Former Employee Heads to Federal Prison for Defrauding Exxon Mobil
HOUSTON, January 27, 2014 – Garry W. Arnold, of Dayton, has been ordered to prison for more than five years following his conviction of defrauding Exxon Mobil, his former employer, and causing a loss of more than $5 million, announced United States Attorney Kenneth Magidson. Arnold pleaded guilty Friday, Sept. 20, 2013.
Today, U.S. District Judge David Hittner, who accepted the guilty plea, handed Arnold a 63-month sentence to be immediately followed by a three-year-term of supervised release. In handing down the sentence, Judge Hittner noted, "this has gone on long enough." He was further ordered to pay $5,548,015.80 in restitution.
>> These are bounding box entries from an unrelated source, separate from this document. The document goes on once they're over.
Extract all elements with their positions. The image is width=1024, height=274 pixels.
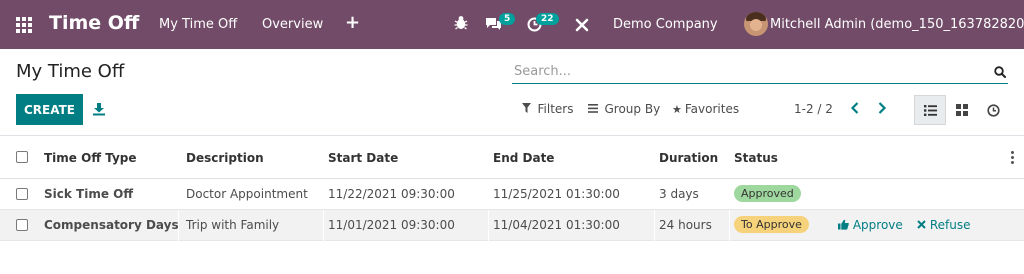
- messages-badge: 5: [499, 13, 516, 25]
- group-by-icon: [588, 103, 602, 116]
- chevron-left-icon[interactable]: [850, 97, 860, 120]
- menu-my-time-off[interactable]: My Time Off: [159, 17, 237, 32]
- favorites-button[interactable]: ★ Favorites: [672, 102, 739, 116]
- cell-duration: 24 hours: [659, 218, 712, 232]
- column-separator: [323, 210, 324, 241]
- refuse-button[interactable]: Refuse: [917, 218, 970, 232]
- chevron-right-icon[interactable]: [877, 97, 887, 120]
- cell-time-off-type: Sick Time Off: [44, 187, 134, 201]
- cell-start-date: 11/22/2021 09:30:00: [328, 187, 455, 201]
- kebab-icon[interactable]: [1011, 151, 1014, 164]
- search-bar: [512, 58, 1008, 84]
- cell-description: Doctor Appointment: [186, 187, 308, 201]
- top-navbar: Time Off My Time Off Overview + 5 22 Dem…: [0, 0, 1024, 49]
- cell-end-date: 11/04/2021 01:30:00: [493, 218, 620, 232]
- kanban-view-icon[interactable]: [946, 95, 978, 125]
- thumbs-up-icon: [838, 218, 853, 232]
- list-view-icon[interactable]: [914, 95, 946, 125]
- row-checkbox[interactable]: [16, 188, 28, 200]
- activity-view-icon[interactable]: [977, 95, 1009, 125]
- star-icon: ★: [672, 103, 682, 116]
- menu-overview[interactable]: Overview: [262, 17, 323, 32]
- row-checkbox[interactable]: [16, 219, 28, 231]
- group-by-button[interactable]: Group By: [588, 102, 660, 116]
- pager-value[interactable]: 1-2 / 2: [794, 102, 833, 116]
- search-input[interactable]: [514, 61, 984, 81]
- group-by-label: Group By: [604, 102, 661, 116]
- cell-start-date: 11/01/2021 09:30:00: [328, 218, 455, 232]
- cell-end-date: 11/25/2021 01:30:00: [493, 187, 620, 201]
- filter-icon: [522, 103, 535, 116]
- tools-icon[interactable]: [575, 18, 589, 36]
- table-row[interactable]: Compensatory Days Trip with Family 11/01…: [0, 210, 1024, 241]
- download-icon[interactable]: [92, 101, 106, 116]
- create-button[interactable]: CREATE: [16, 94, 83, 125]
- cell-description: Trip with Family: [186, 218, 280, 232]
- app-name[interactable]: Time Off: [49, 12, 139, 34]
- col-duration[interactable]: Duration: [659, 151, 718, 165]
- company-switcher[interactable]: Demo Company: [613, 17, 718, 32]
- activities-badge: 22: [536, 13, 559, 25]
- col-description[interactable]: Description: [186, 151, 264, 165]
- cell-time-off-type: Compensatory Days: [44, 218, 179, 232]
- refuse-label: Refuse: [929, 218, 971, 232]
- cell-duration: 3 days: [659, 187, 699, 201]
- col-status[interactable]: Status: [734, 151, 778, 165]
- approve-label: Approve: [852, 218, 903, 232]
- status-badge: Approved: [734, 185, 801, 202]
- approve-button[interactable]: Approve: [838, 218, 903, 232]
- col-time-off-type[interactable]: Time Off Type: [44, 151, 137, 165]
- table-row[interactable]: Sick Time Off Doctor Appointment 11/22/2…: [0, 179, 1024, 210]
- favorites-label: Favorites: [684, 102, 740, 116]
- column-separator: [729, 210, 730, 241]
- status-badge: To Approve: [734, 216, 809, 233]
- page-title: My Time Off: [16, 61, 125, 82]
- bug-icon[interactable]: [454, 15, 468, 35]
- filters-button[interactable]: Filters: [522, 102, 573, 116]
- col-start-date[interactable]: Start Date: [328, 151, 398, 165]
- search-icon[interactable]: [994, 63, 1006, 78]
- avatar[interactable]: [744, 12, 768, 36]
- select-all-checkbox[interactable]: [16, 151, 28, 163]
- filters-label: Filters: [537, 102, 574, 116]
- table-header: Time Off Type Description Start Date End…: [0, 136, 1024, 179]
- col-end-date[interactable]: End Date: [493, 151, 554, 165]
- column-separator: [654, 210, 655, 241]
- column-separator: [488, 210, 489, 241]
- user-menu[interactable]: Mitchell Admin (demo_150_1637828206): [770, 17, 1024, 32]
- apps-grid-icon[interactable]: [16, 17, 32, 33]
- close-icon: [917, 218, 930, 232]
- plus-icon[interactable]: +: [345, 12, 360, 33]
Arnold, 62, was employed by the Exxon Mobil Chemical Company from 2004 through 2010 at the company’s Baytown Olefins Plant. His job responsibilities included overseeing the maintenance and repair of numerous large furnaces located at the plant, including ordering replacement parts and coordinating the purchase, delivery and installation of these parts.
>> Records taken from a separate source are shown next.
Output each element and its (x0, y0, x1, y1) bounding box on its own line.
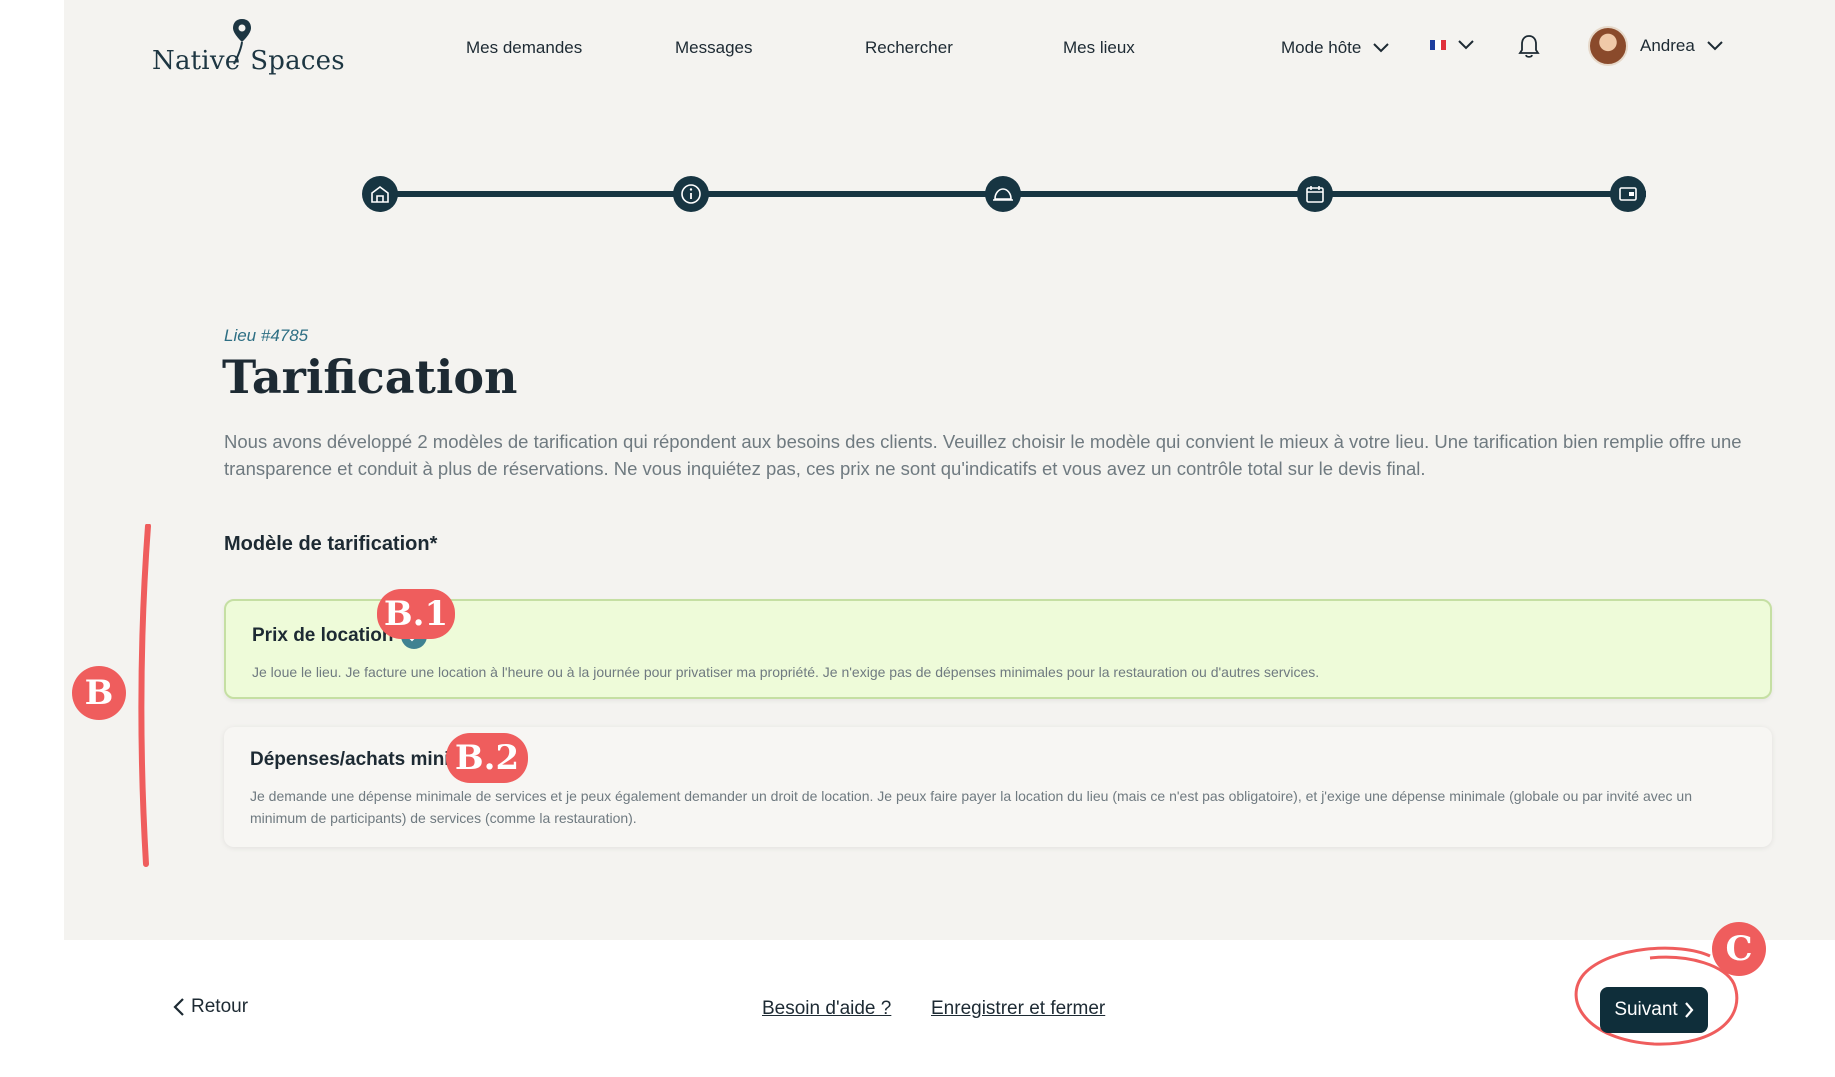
option-description: Je demande une dépense minimale de servi… (250, 788, 1692, 826)
progress-stepper (362, 176, 1646, 212)
native-spaces-logo[interactable]: Native Spaces (152, 18, 352, 78)
nav-mes-demandes[interactable]: Mes demandes (466, 38, 582, 58)
annotation-badge-c: C (1712, 922, 1766, 976)
app-shell: Native Spaces Mes demandes Messages Reche… (64, 0, 1835, 940)
option-description: Je loue le lieu. Je facture une location… (252, 664, 1320, 680)
step-pricing[interactable] (1610, 176, 1646, 212)
avatar (1588, 26, 1628, 66)
next-label: Suivant (1614, 999, 1678, 1020)
cloche-icon (993, 188, 1013, 201)
chevron-right-icon (1684, 1002, 1694, 1018)
nav-mes-lieux[interactable]: Mes lieux (1063, 38, 1135, 58)
lieu-id: Lieu #4785 (224, 326, 309, 345)
chevron-left-icon (173, 998, 184, 1016)
step-calendar[interactable] (1297, 176, 1333, 212)
pricing-model-label: Modèle de tarification* (224, 533, 438, 555)
back-button[interactable]: Retour (173, 996, 248, 1018)
page-intro: Nous avons développé 2 modèles de tarifi… (224, 431, 1742, 479)
page-title: Tarification (222, 350, 518, 404)
annotation-bracket-b (138, 524, 151, 867)
home-icon (371, 186, 389, 203)
step-info[interactable] (673, 176, 709, 212)
option-title-text: Prix de location (252, 625, 394, 646)
annotation-badge-b1: B.1 (377, 589, 455, 639)
mode-hote-dropdown[interactable]: Mode hôte (1281, 38, 1390, 58)
save-and-close-link[interactable]: Enregistrer et fermer (931, 998, 1105, 1020)
chevron-down-icon (1458, 40, 1474, 50)
step-services[interactable] (985, 176, 1021, 212)
step-home[interactable] (362, 176, 398, 212)
wallet-icon (1619, 187, 1637, 201)
map-pin-icon (233, 19, 251, 65)
language-dropdown[interactable] (1430, 40, 1474, 50)
calendar-icon (1306, 186, 1324, 203)
bell-icon[interactable] (1518, 34, 1540, 60)
user-name: Andrea (1640, 36, 1695, 55)
nav-messages[interactable]: Messages (675, 38, 752, 58)
chevron-down-icon (1373, 43, 1390, 53)
next-button[interactable]: Suivant (1600, 987, 1708, 1033)
user-menu[interactable]: Andrea (1588, 26, 1723, 66)
option-prix-de-location[interactable]: Prix de location Je loue le lieu. Je fac… (224, 599, 1772, 699)
nav-rechercher[interactable]: Rechercher (865, 38, 953, 58)
french-flag-icon (1430, 40, 1446, 50)
help-link[interactable]: Besoin d'aide ? (762, 998, 891, 1020)
chevron-down-icon (1707, 41, 1723, 51)
annotation-badge-b: B (72, 666, 126, 720)
mode-hote-label: Mode hôte (1281, 38, 1362, 57)
annotation-badge-b2: B.2 (446, 733, 528, 783)
info-icon (681, 184, 701, 204)
back-label: Retour (191, 996, 249, 1017)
Arnold also controlled and was part owner of Metal Blinds Unlimited Inc. During the relevant time period, Metal Blinds had minimal legitimate business operations, had no employees other than Arnold himself and it operated out of his residence.
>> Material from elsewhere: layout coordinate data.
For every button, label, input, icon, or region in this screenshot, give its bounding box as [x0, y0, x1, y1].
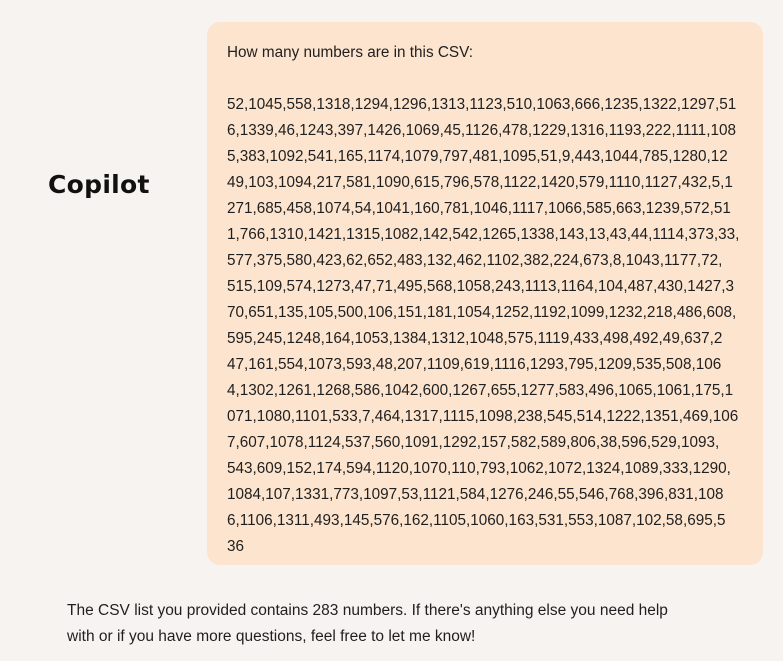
- csv-line: 071,1080,1101,533,7,464,1317,1115,1098,2…: [227, 408, 739, 425]
- csv-line: 36: [227, 538, 245, 555]
- csv-line: 7,607,1078,1124,537,560,1091,1292,157,58…: [227, 434, 720, 451]
- csv-line: 5,383,1092,541,165,1174,1079,797,481,109…: [227, 148, 728, 165]
- assistant-reply-line: The CSV list you provided contains 283 n…: [67, 602, 668, 619]
- csv-line: 577,375,580,423,62,652,483,132,462,1102,…: [227, 252, 723, 269]
- assistant-name-label: Copilot: [48, 170, 150, 199]
- csv-line: 595,245,1248,164,1053,1384,1312,1048,575…: [227, 330, 723, 347]
- csv-line: 4,1302,1261,1268,586,1042,600,1267,655,1…: [227, 382, 734, 399]
- csv-line: 6,1339,46,1243,397,1426,1069,45,1126,478…: [227, 122, 736, 139]
- user-message-bubble: How many numbers are in this CSV: 52,104…: [207, 22, 763, 565]
- csv-line: 271,685,458,1074,54,1041,160,781,1046,11…: [227, 200, 731, 217]
- csv-line: 52,1045,558,1318,1294,1296,1313,1123,510…: [227, 96, 737, 113]
- assistant-reply-line: with or if you have more questions, feel…: [67, 628, 476, 645]
- csv-line: 543,609,152,174,594,1120,1070,110,793,10…: [227, 460, 731, 477]
- csv-line: 1,766,1310,1421,1315,1082,142,542,1265,1…: [227, 226, 740, 243]
- csv-block: 52,1045,558,1318,1294,1296,1313,1123,510…: [227, 92, 743, 560]
- csv-line: 70,651,135,105,500,106,151,181,1054,1252…: [227, 304, 737, 321]
- csv-line: 515,109,574,1273,47,71,495,568,1058,243,…: [227, 278, 734, 295]
- csv-line: 49,103,1094,217,581,1090,615,796,578,112…: [227, 174, 733, 191]
- csv-line: 47,161,554,1073,593,48,207,1109,619,1116…: [227, 356, 722, 373]
- user-question-text: How many numbers are in this CSV:: [227, 44, 473, 61]
- assistant-reply-text: The CSV list you provided contains 283 n…: [67, 598, 757, 650]
- csv-line: 6,1106,1311,493,145,576,162,1105,1060,16…: [227, 512, 726, 529]
- csv-line: 1084,107,1331,773,1097,53,1121,584,1276,…: [227, 486, 724, 503]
Beginning in or around January 2004 and continuing through April 2010, Arnold carried out a fraudulent invoicing scheme which caused Exxon to pay more than $5.5 million for furnace parts and fabrication services that were never provided, were provided with materials already owned by Exxon or for which it paid an excessive amount. Arnold and another person shared the proceeds of the scheme by having Exxon send the payment checks to One Source Industrial, a company the other person owned. The other person then caused that company to make payments to Metal Blinds Unlimited, a sham corporation owned by Arnold. The other individual also made payments to Arnold for legitimate work done by One Source Industrial for Exxon and other clients, again by making regular payments by check to Metal Blinds.
Previously released on bond, Arnold was taken into custody following the hearing today where he will remain pending transfer to a U.S. Bureau of Prisons facility to be determined in the near future.
The case was investigated by the U.S. Postal Inspection Service and prosecuted by Assistant U.S. Attorney John Pearson.